Pięknym uderzeniem zza pola karnego w 14. minucie Tomasz Nowak wyprowadził Podbeskidzie na prowadzenie, ale później kontrolę nad spotkaniem przejęli goście. Do remisu doprowadził Petr Schwarz po rzucie karnym podyktowanym za zagranię piłki ręką przez Kacpra Gacha, a na prowadzenie Raków doprowadził Marcin Cebula, który niekryty w polu karnym wykorzystał podanie z głębi pola.

Dwa kolejne gole z rzutów karnych podyktowane zostały po faulach Bartosza Jarocha. Po zmianie stron tempo gry zdecydowanie osłabło, ale najbliżej zdobycia kolejnej bramki był Raków, gdy po dośrodkowaniu z rzutu rożnego bliski pokonania Martina Polacka był Tomas Petrasek. 

Podbeskidzie po czterech kolejkach ma na swoim koncie dwa punkty.

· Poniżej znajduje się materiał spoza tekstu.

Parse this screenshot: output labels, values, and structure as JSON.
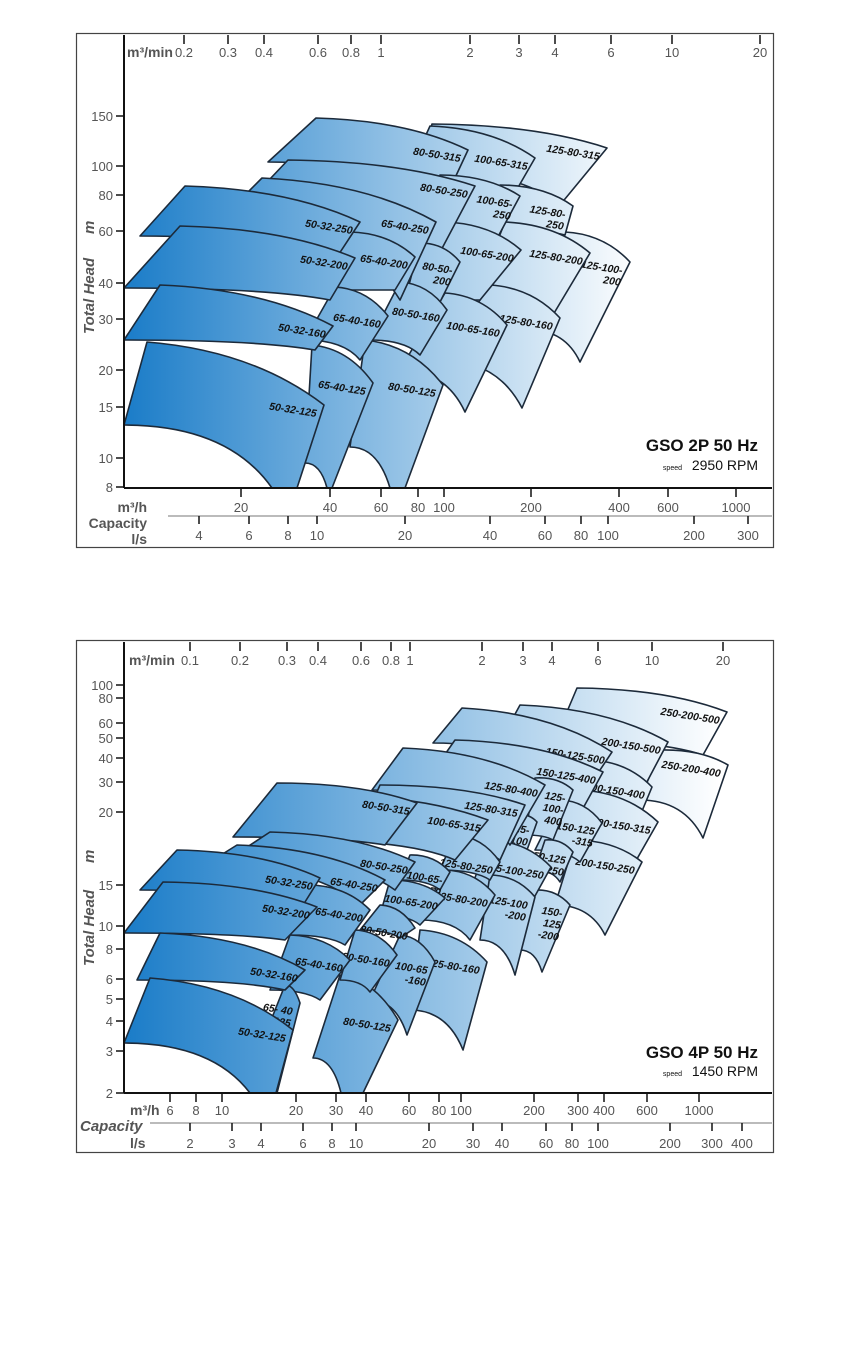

Podbeskidzie Bielsko-Biała - Raków Częstochowa 1:4 (1:4)
Bramki: Nowak (14') - Schwarz (22' z karnego, 41' z karnego), Cebula (35'), Gutkovskis (45' z karnego)

Podbeskidzie: Polacek - Jaroch, Rundić, Komor, Gach - Sitek (19. Laskowski), Figiel (56. Kocsis), Rzuchowski, Danielak (74. Sierpina) - Nowak (56. Ubbink) - Biliński (74. Roginić).

Raków: Szumski - Petrasek, Wilusz, Piątkowski - Tudor (89. Bartl), Sapała, Schwarz (83. Papanikolau), Cebula (72. Lopez), Kun - Tiajnić (89. Lederman), Gutkovskis (83. Musiolik).